Exactly how long was the sermon?
On a scale of 1-10, how good was the preacher?
9 – The Revd Michael Branley spoke fluently and clearly without notes as he wandered around the service area.
In a nutshell, what was the sermon about?
The gospel for the day (Christ drives the money changers out of the temple, John 2:13-22) inspired the preacher to muse on the shape of our "temple" today. The high cathedral building speaks to us of the grandeur of God, but it is vital to balance this with the intimacy of God without overemphasising either (and certainly not to think of Jesus as my boyfriend!). The gospel and the other readings of the day present a common theme for us: Who is Jesus and what does he mean for us? In particular, how can we including the Anglican Youth Movement best serve the changing local demographic? One possibility, bearing in mind the many students around, is perhaps visits to a local craft brewery as an occasional meeting place.
Which part of the service was like being in heaven?
The organ made a glorious and heavenly sound from its speakers high in the old organ loft. As a sound technician at our home church, I was also impressed by the quality and handling of the sound system generally, as it dealt with numerous wandering speakers and singers.
And which part was like being in... er... the other place?
A hellish moment was averted by quick action of the clerk, who realised that the gospel reader (who had processed to be in the body of the congregation) had not switched on his microphone. The clerk reached into the reader's pocket and fiddled there until sound suddenly came out of the speakers.
What happened when you hung around after the service looking lost?
As tea was served at the back of the nave, i.e. just inside the main door, one could not easily look lost or escape without being noticed. We had a good chat with the preacher, who, like us, had lived and worked in three or four countries and had an accent that showed it.
How would you describe the after-service coffee?

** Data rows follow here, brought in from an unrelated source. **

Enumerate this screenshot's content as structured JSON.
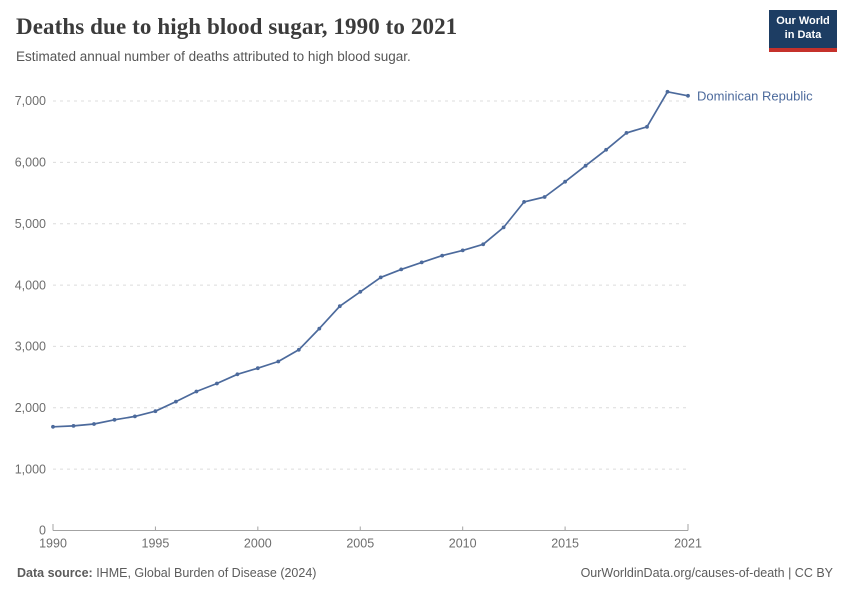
{
  "header": {
    "title": "Deaths due to high blood sugar, 1990 to 2021",
    "subtitle": "Estimated annual number of deaths attributed to high blood sugar."
  },
  "logo": {
    "line1": "Our World",
    "line2": "in Data",
    "background_color": "#1d3d63",
    "accent_color": "#c5312b"
  },
  "chart_data": {
    "type": "line",
    "title": "Deaths due to high blood sugar, 1990 to 2021",
    "subtitle": "Estimated annual number of deaths attributed to high blood sugar.",
    "xlabel": "",
    "ylabel": "",
    "x": [
      1990,
      1991,
      1992,
      1993,
      1994,
      1995,
      1996,
      1997,
      1998,
      1999,
      2000,
      2001,
      2002,
      2003,
      2004,
      2005,
      2006,
      2007,
      2008,
      2009,
      2010,
      2011,
      2012,
      2013,
      2014,
      2015,
      2016,
      2017,
      2018,
      2019,
      2020,
      2021
    ],
    "series": [
      {
        "name": "Dominican Republic",
        "color": "#4c6a9c",
        "values": [
          1690,
          1705,
          1735,
          1805,
          1860,
          1945,
          2100,
          2265,
          2395,
          2545,
          2645,
          2755,
          2945,
          3290,
          3655,
          3890,
          4125,
          4255,
          4370,
          4480,
          4565,
          4665,
          4940,
          5355,
          5435,
          5685,
          5945,
          6205,
          6480,
          6580,
          7150,
          7085
        ]
      }
    ],
    "xlim": [
      1990,
      2021
    ],
    "ylim": [
      0,
      7000
    ],
    "xticks": [
      1990,
      1995,
      2000,
      2005,
      2010,
      2015,
      2021
    ],
    "yticks": [
      0,
      1000,
      2000,
      3000,
      4000,
      5000,
      6000,
      7000
    ],
    "grid": "horizontal-dashed",
    "legend": "end-of-line-label",
    "colors": {
      "grid": "#dcdcdc",
      "axis": "#a3a3a3",
      "tick_label": "#6e6e6e"
    }
  },
  "footer": {
    "data_source_label": "Data source:",
    "data_source_value": " IHME, Global Burden of Disease (2024)",
    "credit": "OurWorldinData.org/causes-of-death | CC BY"
  }
}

Poured from a large teapot into a proper pottery cup. No food was offered that I noticed, but we were able to lunch well at a nearby pub.
How would you feel about making another visit (where 10 = ecstatic, 0 = terminal)?
8 – Having once been regular members of another cathedral in this province, we felt at home here.
Did the service make you feel glad to be a Christian?
What one thing will you remember about all this in seven days' time ?
The pink painted interior and its contrast to the transplanted wooden Lady chapel. Also the motley crew of the AYM, who were noticeably more diverse than the rest of the congregation.